The Vrygrond Community Development Forum has made it clear that violence is not part of their agenda in their quest for housing.
Mike Khumalo, chairperson for the forum, said the group wants to highlight the plight of the people for housing in the overcrowded community peacefully but attempts to do so were hijacked by youngsters with their own agendas.
On Monday April 16, three cars were damaged and looting took place at the Pick n Pay Liquor Store at Capricorn Square, and on Monday April 30, a woman was injured when her car was petrol bombed. A sports building in Seawinds was petrol bombed.
Residents were upset that structures at the land they call Xakabantu were removed by the City’s Anti-Land Invasion Unit.
Mr Khumalo said a meeting will be called with the community to speak about a way forward.
“It is not right for residents to hijack a legitimate cause with legitimate issues. Some of the youth took advantage of the situation and that is when violence and looting occurred,” he said.
Ms Khumalo said the forum and the City of Cape Town are currently in a deadlock about the land.
He said the land belongs to the people of Vrygrond.
“Our people were living on the land. There were houses but these people were removed and relocated so there is a legitimate reason for the community to be angry and upset. We’re asking that the land be given back to the people,” said Mr Khumalo.
Resident Leletho Maxolo said the people of Vrygrond are living in poverty.
“I have two children that I get a grant for and don’t earn much because I work short time. I pay R600 for rent in a backyard and that doesn’t leave much for anything else. We need housing and there is open land.

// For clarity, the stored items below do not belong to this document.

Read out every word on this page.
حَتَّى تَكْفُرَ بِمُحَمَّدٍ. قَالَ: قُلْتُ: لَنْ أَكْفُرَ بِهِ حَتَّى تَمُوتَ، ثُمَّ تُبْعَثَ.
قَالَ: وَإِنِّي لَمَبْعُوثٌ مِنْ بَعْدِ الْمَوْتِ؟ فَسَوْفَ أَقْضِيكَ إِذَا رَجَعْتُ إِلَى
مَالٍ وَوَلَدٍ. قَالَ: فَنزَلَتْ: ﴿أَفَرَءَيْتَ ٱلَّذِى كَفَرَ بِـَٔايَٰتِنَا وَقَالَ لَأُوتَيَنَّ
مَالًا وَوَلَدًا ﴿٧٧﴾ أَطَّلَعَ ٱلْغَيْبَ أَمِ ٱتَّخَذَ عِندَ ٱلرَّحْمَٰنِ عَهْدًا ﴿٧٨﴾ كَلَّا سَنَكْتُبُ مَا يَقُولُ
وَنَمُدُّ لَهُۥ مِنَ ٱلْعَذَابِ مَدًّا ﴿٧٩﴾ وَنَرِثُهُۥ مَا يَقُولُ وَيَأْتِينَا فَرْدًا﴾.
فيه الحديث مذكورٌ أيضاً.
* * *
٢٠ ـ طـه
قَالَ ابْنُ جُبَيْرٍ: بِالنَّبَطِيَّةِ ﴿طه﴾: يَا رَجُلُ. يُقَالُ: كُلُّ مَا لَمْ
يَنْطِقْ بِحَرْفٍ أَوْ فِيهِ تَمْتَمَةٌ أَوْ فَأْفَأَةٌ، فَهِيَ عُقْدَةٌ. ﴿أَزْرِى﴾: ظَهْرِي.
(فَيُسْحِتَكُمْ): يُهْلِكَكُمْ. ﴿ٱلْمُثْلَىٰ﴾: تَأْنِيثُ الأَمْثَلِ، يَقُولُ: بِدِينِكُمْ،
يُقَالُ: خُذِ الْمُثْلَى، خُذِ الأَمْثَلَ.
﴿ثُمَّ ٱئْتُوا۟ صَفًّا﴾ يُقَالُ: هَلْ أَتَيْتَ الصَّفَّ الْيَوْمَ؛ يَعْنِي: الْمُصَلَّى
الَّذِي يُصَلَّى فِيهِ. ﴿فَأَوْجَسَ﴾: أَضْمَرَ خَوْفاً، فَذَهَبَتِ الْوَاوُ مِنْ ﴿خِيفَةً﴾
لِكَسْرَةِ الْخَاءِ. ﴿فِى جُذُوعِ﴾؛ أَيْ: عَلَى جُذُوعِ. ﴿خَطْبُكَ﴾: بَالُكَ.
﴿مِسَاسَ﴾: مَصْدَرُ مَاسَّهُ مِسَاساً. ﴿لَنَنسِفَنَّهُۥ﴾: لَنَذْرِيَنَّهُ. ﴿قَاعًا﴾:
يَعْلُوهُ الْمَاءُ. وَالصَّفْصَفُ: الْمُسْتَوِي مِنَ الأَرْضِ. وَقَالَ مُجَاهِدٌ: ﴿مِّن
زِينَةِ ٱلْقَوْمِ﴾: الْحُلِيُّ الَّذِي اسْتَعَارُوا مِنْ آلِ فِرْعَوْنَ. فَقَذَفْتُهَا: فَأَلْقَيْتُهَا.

“We are asking so that we are able to give our children a better future. I cannot, however, agree with the violence that occurred but I can say that the people of Vrygrond are frustrated with the way we have to live,” said Ms Maxolo.
The City of Cape Town’s Mayco member for area south, Eddie Andrews, said the land mentioned is City-owned and is part of the False Bay Nature Reserve.
He added that only partially built unoccupied structures and about 400 pegs were removed.
“The City will continue to act to protect public land, and encourages private landowners to do the same to prevent illegal land invasions. We will continue to take a zero-tolerance approach to attempted land grabs,” said Mr Andrews.
He said when land is invaded it jeopardises emergency and basic service delivery.
Mr Andrews said the City wants to work with residents to address the issues faced by the people of Vrygrond.
“Currently the leadership forum is assisting Expanded Public Works Programme workers that the City has employed from the area to conduct a survey of the number of structures in Vrygrond,” said Mr Andrews.
He said a housing development is being planned.
“The City will communicate the details thereof once this process has been finalised”.